Muhammad Aulia Rachman
A Day in the Life
Muhammad Aulia Rachman – 180410160007
It is been five years since I first worked and lived here as a street cleaner. Sure the place had its changes over the years and I cannot believe that what I am seeing today remains indifferent than when I saw it five years ago. An old man like me should stay at home and taking care of my grandchildren, says the students I have met, but here I am, keeping the streets clean no matter how much trash those students threw in front of me or to the “nearest” trash bin available. I am known as Babeh to them, probably because my long beard. With old earphone and a very outdated phone on my hands, I carry on cleaning the streets as those students threw their trash either in front of me or on the nearest trash bin, although saying “nearest” is way too far beyond reality. Being old not so bad, some of the students fed me with a simple lunch or dinner and I have not to worry about anything else besides me and my portion of the street that I needed to clean.
I feel, as the years gone by, my strength left my body without any warning and it is getting hard for me to write or find the urge to write, as for someone who suffered muteness quite a while ago. I found that by writing, is the only way I could ever speak my thoughts about anything in this world, anything that irritates, annoys, or even triggers me. I might be old, but the news, be it fake or not, is something that I found… exhilarating to read, as people are misled by lies and persuasive way of thinking to think that one side is right and one side is wrong – fanatically.

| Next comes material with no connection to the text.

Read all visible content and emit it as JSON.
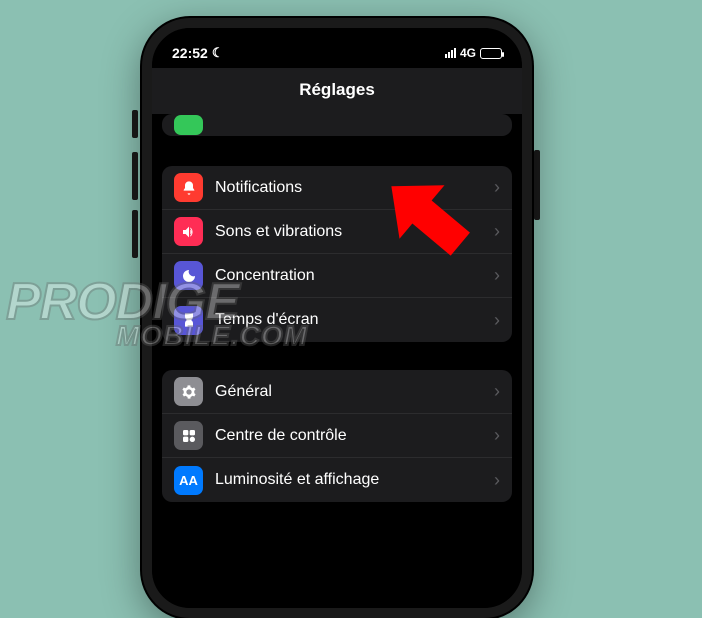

Well, I always think that people would overlook me and think that I am a weird old man because I speak with writing. Maybe they spend too much time reading a Japanese comic with a female protagonist named Komi-san. It has been a mental conflict for me to write or not to write, as if this activity is weird and considered as one of the unusual happenings around post-modern communities and millennials. Although diary is beyond outdated, I find peace in writing it – in a place where technology is far more superior and far more convenient.
In times when men stalk their brethren like beasts and societal problem have become a personal matter, and people who watch a lot of news considered themselves as “politically” correct, I am still here wondering if this could get any worse, if this even lead us back to the way when common sense is still lacking, and when people comment on a matter you know best, it counts as an attack to you and the followers of your belief. Ah, I might talk too much about societal problems here, but what can a mute man do besides writing while others conveniently use their voices and mouths to blatantly spread lies?
Maybe, that is why things were indifferent. Different year, same old habits. And people have the urge to keep it that way. Somehow.